Stretch v. Village of Cassopolis

125 Mich. 167 | Mich. | 1900

Lead Opinion

Montgomery, C. J.

The sole question which this record presents is whether a village, acting under the general incorporation act (1 Comp. Laws 1897, chap. 87), may cut down and remove shade trees standing within the highway, and which have been planted and maintained by the abutting owner, who owns to the center of the street, when such removal is without previous notice to the abutting owner to remove the trees.

There is no question but that the abutting owner has the title to shade trees adjoining his premises. Cooley, Torts, 318; Clark v. Dasso, 34 Mich. 86; Rogers v. Randall, 29 Mich. 41; People v. Foss, 80 Mich. 559 (45 N. W. 480, 20 Am. St. Rep. 532). It .is equally well settled, and is conceded by the learned counsel for the plaintiff, that the municipality may, when the' public necessities appear to it to call for such action, require such shade trees to be removed. The question is whether, as preliminary to their removal by the public authorities, the owner should have notice of the fact that the public necessity requires the removal of the trees, and be given the opportunity to himself transplant them or remove them. The case of Clark v. Dasso, supra, answers this question in the following language:

“ It is to be remembered that the trees are the property of the adjacent owner, who cannot lawfully be deprived of any species of property in the summary mode which was adopted in this case. If the trees must be removed, he may prefer to take them as living trees, and transplant them elsewhere, perhaps in more suitable localities in the street; and he should not be compelled to cut them down where removal is preferred.”

We are satisfied that this view applies with as much force in the present case as in Clark v. Dasso. No other view is consistent with ownership of the trees by the adjacent owner. True, this title is subservient to the public right, but the public right may well be exercised in a manner not to entail entire loss of property upon the owner. It may be true that the language quoted is dictum, but *169such has been understood to be the law for many years, and we discover nothing in the rule which imposes on the public authorities any great burden.

The case of Wyant v. Telephone Co. is not inconsistent with this holding. In that case, which may be found in 123 Mich. 51 (81 N. W. 928, 47 L. R. A. 497), notice to the owner would furnish no opportunity to avoid the cutting of limbs. Whatever damage a tree might sustain by such cutting could not be obviated by the owner. Therefore notice to the owner would serve no purpose. In case of the destruction of the tree an entirely different consideration obtains. The owner who has notice of the public requirements is in a position to protect himself in a large part from damages. So clearly is this a valuable right that it has been held that a duty rests on the owner to protect himself from unnecessary damage; as in Shawnee County Com’rs v. Beckwith, 10 Kan. 603, where in a condemnation case the owner of a hedge sought allowance for the value of it, and it was held that the allowance should be limited to the cost of removing the hedge and its depreciation in value by reason of the transplanting.

It is' contended that the plaintiff in this case did not suffer because -of the failure to give notice, because she testified that, if she had had notice, the trees would not have been removed. Whether the plaintiff meant by this that she would have taken steps to prevent their removal, or that she herself would not have removed them and allowed the village authorities to do so, is not quite clear, but it does appear that she was not given the opportunity to decide the question. The removal was, therefore, an invasion of her legal rights, and the judgment for the damages sustained is affirmed.
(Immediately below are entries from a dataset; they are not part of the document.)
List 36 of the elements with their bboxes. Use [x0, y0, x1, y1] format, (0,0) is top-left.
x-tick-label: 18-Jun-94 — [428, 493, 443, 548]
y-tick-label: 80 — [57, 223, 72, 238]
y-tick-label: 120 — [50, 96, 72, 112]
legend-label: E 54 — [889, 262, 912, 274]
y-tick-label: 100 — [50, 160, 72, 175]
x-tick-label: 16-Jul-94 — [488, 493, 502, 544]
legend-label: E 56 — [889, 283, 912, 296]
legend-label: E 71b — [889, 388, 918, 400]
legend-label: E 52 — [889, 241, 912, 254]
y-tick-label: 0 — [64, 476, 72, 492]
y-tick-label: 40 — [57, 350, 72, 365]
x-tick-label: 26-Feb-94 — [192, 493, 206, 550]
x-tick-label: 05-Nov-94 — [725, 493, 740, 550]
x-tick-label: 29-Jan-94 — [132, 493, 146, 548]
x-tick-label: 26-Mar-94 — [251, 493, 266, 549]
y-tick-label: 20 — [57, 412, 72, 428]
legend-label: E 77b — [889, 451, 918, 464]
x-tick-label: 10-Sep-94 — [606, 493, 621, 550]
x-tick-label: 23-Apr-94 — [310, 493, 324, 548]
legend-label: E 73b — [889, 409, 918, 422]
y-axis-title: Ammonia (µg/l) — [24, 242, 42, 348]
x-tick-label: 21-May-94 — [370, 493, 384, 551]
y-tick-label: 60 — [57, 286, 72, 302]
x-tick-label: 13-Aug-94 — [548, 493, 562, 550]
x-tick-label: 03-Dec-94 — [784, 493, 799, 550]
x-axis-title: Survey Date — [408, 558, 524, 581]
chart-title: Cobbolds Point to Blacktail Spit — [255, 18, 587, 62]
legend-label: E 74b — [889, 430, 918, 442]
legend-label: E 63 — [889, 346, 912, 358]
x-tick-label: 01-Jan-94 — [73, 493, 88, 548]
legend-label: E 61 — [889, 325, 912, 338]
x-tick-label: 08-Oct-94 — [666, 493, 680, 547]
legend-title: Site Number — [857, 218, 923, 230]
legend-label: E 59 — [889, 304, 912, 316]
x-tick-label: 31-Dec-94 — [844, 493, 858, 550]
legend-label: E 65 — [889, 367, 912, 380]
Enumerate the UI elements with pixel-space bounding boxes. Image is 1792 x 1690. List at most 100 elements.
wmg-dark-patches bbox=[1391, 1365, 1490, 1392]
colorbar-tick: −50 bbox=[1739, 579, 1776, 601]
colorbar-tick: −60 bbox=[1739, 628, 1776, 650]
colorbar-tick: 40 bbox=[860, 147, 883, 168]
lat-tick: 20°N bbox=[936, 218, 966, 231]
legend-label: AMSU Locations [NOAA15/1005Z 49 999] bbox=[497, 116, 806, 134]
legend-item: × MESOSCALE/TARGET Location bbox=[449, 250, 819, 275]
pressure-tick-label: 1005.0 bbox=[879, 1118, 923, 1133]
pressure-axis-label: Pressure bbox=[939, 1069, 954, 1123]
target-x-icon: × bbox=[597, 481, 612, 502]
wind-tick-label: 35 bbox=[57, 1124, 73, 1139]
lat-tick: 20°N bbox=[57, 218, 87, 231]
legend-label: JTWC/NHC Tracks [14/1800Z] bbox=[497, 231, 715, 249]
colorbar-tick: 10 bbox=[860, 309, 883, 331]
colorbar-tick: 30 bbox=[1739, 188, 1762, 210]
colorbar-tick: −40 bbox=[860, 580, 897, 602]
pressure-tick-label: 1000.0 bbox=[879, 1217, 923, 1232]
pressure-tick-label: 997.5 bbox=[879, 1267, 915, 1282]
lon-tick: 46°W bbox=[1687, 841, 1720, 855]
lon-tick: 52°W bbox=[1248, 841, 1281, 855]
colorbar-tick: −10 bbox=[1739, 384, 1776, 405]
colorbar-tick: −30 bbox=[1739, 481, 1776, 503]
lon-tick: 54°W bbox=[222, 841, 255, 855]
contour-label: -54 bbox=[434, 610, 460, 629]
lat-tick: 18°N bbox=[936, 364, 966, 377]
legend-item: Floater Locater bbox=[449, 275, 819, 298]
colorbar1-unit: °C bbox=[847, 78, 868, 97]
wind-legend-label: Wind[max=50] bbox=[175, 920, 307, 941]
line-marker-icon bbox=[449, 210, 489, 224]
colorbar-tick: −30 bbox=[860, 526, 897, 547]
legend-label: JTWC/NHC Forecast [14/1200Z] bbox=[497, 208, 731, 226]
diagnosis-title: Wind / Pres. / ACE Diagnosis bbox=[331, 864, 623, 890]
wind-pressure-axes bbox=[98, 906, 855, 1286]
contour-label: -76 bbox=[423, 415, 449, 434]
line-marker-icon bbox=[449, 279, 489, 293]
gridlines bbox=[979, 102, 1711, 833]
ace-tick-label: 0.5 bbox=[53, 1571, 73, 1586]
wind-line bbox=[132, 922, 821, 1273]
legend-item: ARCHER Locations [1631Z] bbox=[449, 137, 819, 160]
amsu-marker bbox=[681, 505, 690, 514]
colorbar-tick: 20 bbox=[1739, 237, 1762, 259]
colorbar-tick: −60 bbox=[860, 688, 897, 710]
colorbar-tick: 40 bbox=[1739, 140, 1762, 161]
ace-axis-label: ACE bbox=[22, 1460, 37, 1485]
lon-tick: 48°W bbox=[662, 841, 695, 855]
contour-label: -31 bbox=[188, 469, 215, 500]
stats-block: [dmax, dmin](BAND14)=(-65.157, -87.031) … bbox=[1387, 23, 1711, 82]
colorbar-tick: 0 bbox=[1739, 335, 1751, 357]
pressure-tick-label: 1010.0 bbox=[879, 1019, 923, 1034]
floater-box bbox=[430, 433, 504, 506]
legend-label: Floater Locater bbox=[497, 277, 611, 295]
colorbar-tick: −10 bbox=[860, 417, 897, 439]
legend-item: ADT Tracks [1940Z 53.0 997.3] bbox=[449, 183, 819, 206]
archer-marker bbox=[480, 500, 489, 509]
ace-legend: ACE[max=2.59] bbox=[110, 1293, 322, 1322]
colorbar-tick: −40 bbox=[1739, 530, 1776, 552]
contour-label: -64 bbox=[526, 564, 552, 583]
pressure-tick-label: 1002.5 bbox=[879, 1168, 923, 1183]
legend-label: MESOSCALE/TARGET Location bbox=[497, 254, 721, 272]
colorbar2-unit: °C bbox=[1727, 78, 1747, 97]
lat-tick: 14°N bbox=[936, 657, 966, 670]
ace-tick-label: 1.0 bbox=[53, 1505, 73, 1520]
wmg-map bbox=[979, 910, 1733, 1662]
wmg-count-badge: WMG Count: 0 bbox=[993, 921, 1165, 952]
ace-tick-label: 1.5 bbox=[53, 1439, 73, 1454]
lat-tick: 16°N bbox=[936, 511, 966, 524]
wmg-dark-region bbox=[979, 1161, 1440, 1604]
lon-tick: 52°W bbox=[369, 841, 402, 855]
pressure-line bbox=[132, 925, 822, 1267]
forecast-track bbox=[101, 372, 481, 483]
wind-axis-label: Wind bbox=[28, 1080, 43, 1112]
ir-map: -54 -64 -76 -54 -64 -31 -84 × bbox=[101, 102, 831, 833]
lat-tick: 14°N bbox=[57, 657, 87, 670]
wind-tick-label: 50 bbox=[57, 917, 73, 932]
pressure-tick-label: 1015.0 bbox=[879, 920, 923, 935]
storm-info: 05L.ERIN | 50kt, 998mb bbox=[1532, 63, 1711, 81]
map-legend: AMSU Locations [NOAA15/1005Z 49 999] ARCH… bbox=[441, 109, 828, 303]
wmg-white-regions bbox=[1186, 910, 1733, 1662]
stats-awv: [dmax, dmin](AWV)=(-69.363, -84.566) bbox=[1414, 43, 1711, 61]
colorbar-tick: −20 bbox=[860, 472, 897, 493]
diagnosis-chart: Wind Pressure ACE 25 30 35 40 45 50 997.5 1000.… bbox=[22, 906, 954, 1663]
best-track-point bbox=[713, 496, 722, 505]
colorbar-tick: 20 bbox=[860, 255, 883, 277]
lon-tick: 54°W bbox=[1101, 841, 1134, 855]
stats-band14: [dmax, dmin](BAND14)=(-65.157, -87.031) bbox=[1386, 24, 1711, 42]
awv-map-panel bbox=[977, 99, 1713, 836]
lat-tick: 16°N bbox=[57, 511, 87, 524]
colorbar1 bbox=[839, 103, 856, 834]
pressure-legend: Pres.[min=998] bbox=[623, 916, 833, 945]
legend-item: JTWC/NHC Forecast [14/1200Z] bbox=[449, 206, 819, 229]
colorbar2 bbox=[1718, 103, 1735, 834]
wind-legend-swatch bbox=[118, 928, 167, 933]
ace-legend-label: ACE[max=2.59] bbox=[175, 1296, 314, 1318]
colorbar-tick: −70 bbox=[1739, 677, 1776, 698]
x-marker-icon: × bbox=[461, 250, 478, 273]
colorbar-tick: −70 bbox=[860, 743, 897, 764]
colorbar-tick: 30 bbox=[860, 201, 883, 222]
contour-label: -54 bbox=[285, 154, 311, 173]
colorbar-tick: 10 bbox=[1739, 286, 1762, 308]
Moore, Long, and Grant, JJ., concurred with Montgomery, C. J.





Dissenting Opinion

Hooker, J.

(dissenting). I concur in the opinion that the village is liable upon the ground that the agents of the village converted the trees to the use of the village *170after they were out, as was substantially true in Clark v. Dasso, 34 Mich. 86.

I am of the opinion that not only has the village authority to remove trees when necessity requires it for highway purposes, but that it does not become a trespasser by so doing, so long as it does not do unnecessary damage to the owner either by greater injury to the trees than is necessary, or by preventing their removal to another location by the owner wrhere feasible, which would be doing unnecessary injury. But I think it cannot be properly said that the right of action exists in every case where notice has not been given, whether a notice would be of use or not. If the tree could not; by any possibility,, be saved, or if the owner should not care to remove it, or if it were not practicable to do so profitably, there would be no damage, and a rule which subjects a municipality to damages and costs in such a case is, in my opinion, unjust, and at variance with Wyant v. Telephone Co., 123 Mich. 51 (81 N. W. 928, 47 L. R. A. 497). In that case it was held that the defendant was not liable, although no notice was given nor opportunity afforded for the owner to cut the limbs, because no unnecessary injury was done. The same rule should apply to any other case of tree cutting, where the owner has not been subjected to damage. This question is discussed at length in an opinion by the writer in Miller v. Railway, post, 174 (84 N. W. 50), where numerous cases sustaining the authority of municipalities to cut trees summarily are cited. The judgment should be reversed for error in the charge relating to the measure of damages.